Bu minvalde yapılacak bir kamulaştırma faaliyeti asla gerçek anlamda kamusallık içermeyecektir. Çünkü söz konusu kamulaştırmanın halk sağlığı lehine bir faaliyet olup olamayacağının ilk şartı devletin hangi sınıfın lehine örgütlendiği, ikinci şartı da hükümet edenin karakteridir.Bu türden bir kamulaştırma faaliyeti faşist AKP iktidarının yaşadığı krizden çıkışının argümanı haline dönüşecektir. Zira tarih göstermiştir ki sağlık politikaları özellikle otoriter yönetimlerin popülist siyasetinin ve otoriter faaliyetlerinin önemli bir argümanı olmuştur.

Bu anlamıyla bugün Türkiye’de salgın sebebiyle sağlık sektöründe kamulaştırma talebinde bulunmak değil; sistemin ve devletlerin halk düşmanı karakterini teşhir etmek, halka iktidarlara güvenmemelerini salık vermek, grevler örgütlemek, istifaya davet etmek ve halk sağlığını tehlikeye atan sistemi bütün bağlamlarıyla sorgulatmaktır. Bugün kamulaştırma vb. tedbirler talep etmek, her şeyden önemlisi AKP iktidarının varlığını kanıksamak, onun iktidar etmesini meşru kılmaktır. Özetle yetmez ama evet demektir.

Covid-19 salgını sermayenin bu ölçüde pervasızlaşmasının ve devlet erkinin gerek sermaye sınıfının kontrol mekanizmalarını gerekse de sosyal devlet prensiplerini bu ölçüde boşlamış olmasının yıkıcı etkisini gözler önüne serdi. Elbette Covid-19’un çıkışı değil ama hızlı yayılımı ve büyük tahribatı kapitalist barbarlığın insanı ve doğayı hiçe sayan bütün üretim, tüketim, yerleşim vb. politikalarını teşhir etti.

  1. Devletlerin sermaye devleti olduğunu, sermaye üzerinde kamu adına bir denetleyiciliğinin olmadığını ve her birinin sermayenin güvenlik birimi gibi davrandığını, sosyal hizmet reflekslerinin bütünüyle köreldiğini teşhir etti.
  2. Bununla birlikte kapitalizmin sürdürülebilirliği adına devletlere çubuğu tersine bükerek; devletin sermaye üzerindeki denetimini artırma ve kamusal kimi faaliyet alanları yanı sıra üretim, tüketim, sağlık, yerleşim vb. alanlarda planlama becerisini arttırma refleksini güçlendirme eğiliminin oluşmasına neden oldu.
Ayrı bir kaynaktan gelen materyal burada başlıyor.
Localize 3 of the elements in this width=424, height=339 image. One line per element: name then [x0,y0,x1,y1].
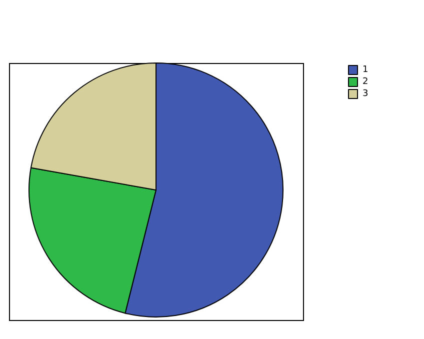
legend-label: 2 [362,77,368,87]
legend-label: 1 [362,65,368,75]
legend-label: 3 [362,89,368,99]
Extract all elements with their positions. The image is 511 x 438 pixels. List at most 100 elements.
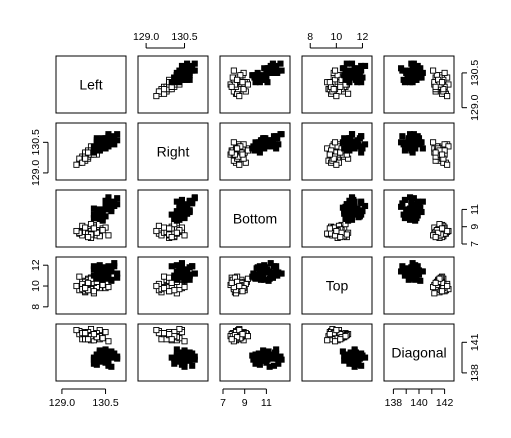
data-point — [93, 208, 100, 216]
tick-label: 8 — [30, 304, 42, 310]
data-point — [254, 69, 261, 76]
data-point — [331, 338, 339, 345]
data-point — [189, 362, 196, 369]
data-point — [160, 86, 168, 93]
data-point — [399, 133, 406, 140]
data-point — [99, 273, 106, 280]
data-point — [90, 331, 97, 338]
data-point — [90, 225, 97, 232]
tick-label: 130.5 — [92, 397, 118, 409]
data-point — [275, 360, 282, 367]
data-point — [82, 330, 89, 337]
data-point — [430, 67, 437, 74]
data-point — [171, 360, 178, 367]
data-point — [254, 143, 261, 150]
data-point — [412, 72, 419, 79]
data-point — [337, 149, 344, 156]
data-point — [260, 135, 267, 142]
data-point — [278, 270, 285, 277]
tick-label: 9 — [469, 224, 481, 230]
data-point — [108, 268, 115, 275]
scatter-panel-right-vs-bottom — [219, 122, 291, 181]
data-point — [73, 227, 80, 235]
data-point — [260, 357, 267, 364]
data-point — [191, 67, 198, 74]
data-point — [346, 76, 353, 83]
data-point — [266, 363, 273, 370]
data-point — [351, 203, 358, 210]
data-point — [76, 273, 83, 280]
data-point — [105, 338, 112, 345]
data-point — [249, 145, 256, 152]
data-point — [345, 90, 352, 97]
data-point — [412, 217, 419, 224]
data-point — [409, 263, 416, 270]
data-point — [263, 349, 270, 356]
data-point — [273, 346, 280, 353]
data-point — [438, 288, 446, 295]
tick-label: 130.5 — [171, 31, 197, 43]
data-point — [432, 83, 439, 90]
data-point — [343, 60, 350, 67]
data-point — [358, 362, 365, 369]
tick-label: 7 — [469, 241, 481, 247]
data-point — [153, 227, 160, 235]
data-point — [419, 69, 426, 76]
data-point — [168, 279, 175, 286]
data-point — [269, 355, 276, 362]
left-axis-right: 129.0 130.5 — [30, 129, 49, 186]
tick-label: 11 — [261, 397, 272, 409]
data-point — [345, 145, 352, 152]
data-point — [343, 201, 350, 208]
data-point — [160, 330, 168, 337]
data-point — [362, 62, 369, 69]
data-point — [419, 198, 426, 205]
data-point — [333, 161, 340, 168]
scatter-panel-bottom-vs-top — [301, 189, 373, 248]
data-point — [114, 355, 121, 362]
panel-frame — [55, 55, 127, 114]
data-point — [105, 194, 112, 201]
scatter-panel-left-vs-top — [301, 55, 373, 114]
data-point — [358, 149, 365, 156]
scatter-panel-left-vs-diagonal — [383, 55, 455, 114]
data-point — [337, 336, 344, 343]
diagonal-panel-right: Right — [137, 122, 209, 181]
data-point — [330, 86, 337, 93]
data-point — [277, 60, 284, 67]
scatter-panel-diagonal-vs-bottom — [219, 323, 291, 382]
scatter-panel-bottom-vs-left — [55, 189, 127, 248]
data-point — [405, 272, 412, 279]
data-point — [348, 194, 356, 201]
scatter-panel-right-vs-top — [301, 122, 373, 181]
scatter-panel-top-vs-bottom — [219, 256, 291, 315]
data-point — [105, 232, 112, 239]
data-point — [236, 161, 243, 168]
scatter-panel-diagonal-vs-top — [301, 323, 373, 382]
data-point — [90, 149, 97, 156]
data-point — [166, 331, 173, 338]
variable-label-right: Right — [157, 144, 190, 160]
data-point — [111, 260, 118, 267]
tick-label: 7 — [220, 397, 226, 409]
data-point — [186, 208, 193, 216]
data-point — [99, 352, 106, 359]
data-point — [444, 93, 451, 100]
data-point — [99, 145, 106, 152]
top-axis-top: 8 10 12 — [307, 31, 368, 49]
data-point — [333, 227, 340, 235]
data-point — [102, 346, 109, 353]
data-point — [166, 274, 173, 281]
data-point — [346, 208, 353, 216]
data-point — [351, 363, 358, 370]
data-point — [178, 196, 186, 203]
data-point — [82, 224, 89, 231]
tick-label: 9 — [242, 397, 248, 409]
data-point — [333, 93, 340, 100]
data-point — [191, 194, 198, 201]
data-point — [337, 234, 344, 241]
data-point — [362, 141, 369, 148]
data-point — [181, 65, 188, 72]
data-point — [105, 356, 112, 363]
data-point — [82, 285, 89, 292]
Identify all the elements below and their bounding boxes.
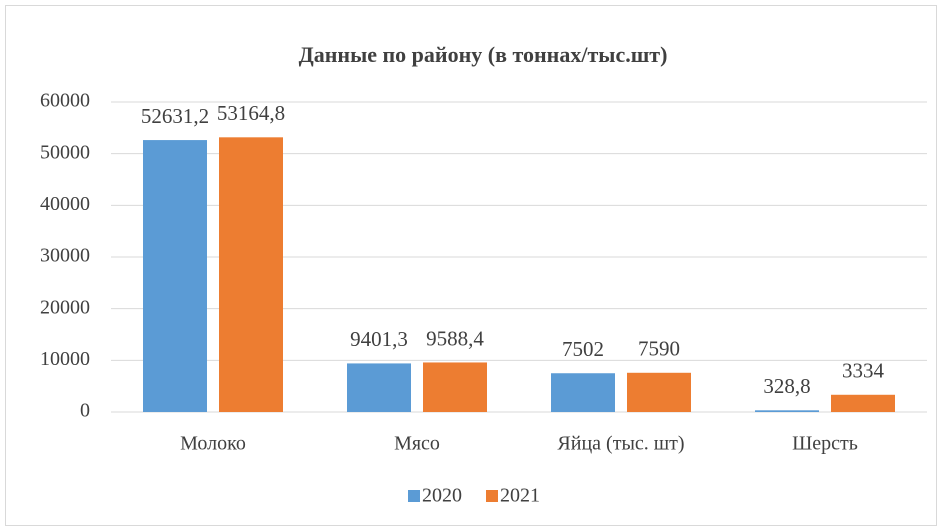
bar	[143, 140, 207, 412]
y-tick-label: 10000	[40, 348, 90, 370]
bar	[219, 137, 283, 413]
bar	[551, 373, 615, 412]
y-tick-label: 20000	[40, 296, 90, 318]
data-label: 328,8	[763, 374, 810, 398]
legend-label: 2021	[500, 485, 540, 507]
x-tick-label: Яйца (тыс. шт)	[557, 433, 684, 455]
legend-label: 2020	[422, 485, 462, 507]
y-tick-label: 50000	[40, 141, 90, 163]
x-tick-label: Мясо	[394, 433, 440, 455]
y-tick-label: 40000	[40, 193, 90, 215]
data-label: 53164,8	[217, 101, 285, 125]
x-tick-label: Молоко	[180, 433, 246, 455]
data-label: 7502	[562, 337, 604, 361]
x-tick-label: Шерсть	[792, 433, 858, 455]
bar	[627, 372, 691, 412]
y-tick-label: 60000	[40, 90, 90, 112]
y-tick-label: 0	[80, 400, 90, 422]
bar	[347, 363, 411, 412]
data-label: 7590	[638, 337, 680, 361]
data-label: 52631,2	[141, 104, 209, 128]
data-label: 9401,3	[350, 327, 408, 351]
bar	[755, 410, 819, 412]
legend-swatch	[408, 490, 420, 502]
y-tick-label: 30000	[40, 245, 90, 267]
bar	[423, 362, 487, 412]
legend-swatch	[486, 490, 498, 502]
data-label: 9588,4	[426, 326, 484, 350]
chart-title: Данные по району (в тоннах/тыс.шт)	[299, 42, 668, 67]
bar	[831, 394, 895, 412]
data-label: 3334	[842, 359, 885, 383]
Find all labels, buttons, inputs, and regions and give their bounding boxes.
Bu tablo üzerinden herkes ağız birliği etmişçesine salgından sonra hiçbir şeyin eskisi gibi olmayacağından dem vuruyor. Bu eskisi gibi olmayacağı savı elbette kapitalizmin eskisi gibi olmayacağı savıdır. Ama kapitalizmin olmayacağı savı değildir. Kapitalizmin kendisini restore etme ihtiyacının ifadesidir. Bırakalım kapitalist dünya kendi politikaları ile yüzleşsin ve kendi bekası için devletlerinden planlama, kamulaştırma vb. uygulamalar talep etsin.

Biz “Ya sosyalizm ya da bütün biçimleriyle kapitalist barbarlık!” diyeceğiz ve elbette bunu derken kapitalizmin sona yaklaştığı zırvalığına inanmayacağız. Kapitalist barbarlığın sona yaklaştığı an güçlü örgüt ve durdurulamaz bir yığın hareketinin olduğu andır.


[1] https://www.kaldirac.org/kapitalizm-salgin-ve-sinif-savasimi/

[2] ‘’Millileştirme’’ talebi yada ‘’hastane işgali’’ talebi gibi sağ savrulma ve sahicilikten kopuş gibi özel örnekleri dışarıda bırakarak söylüyorum.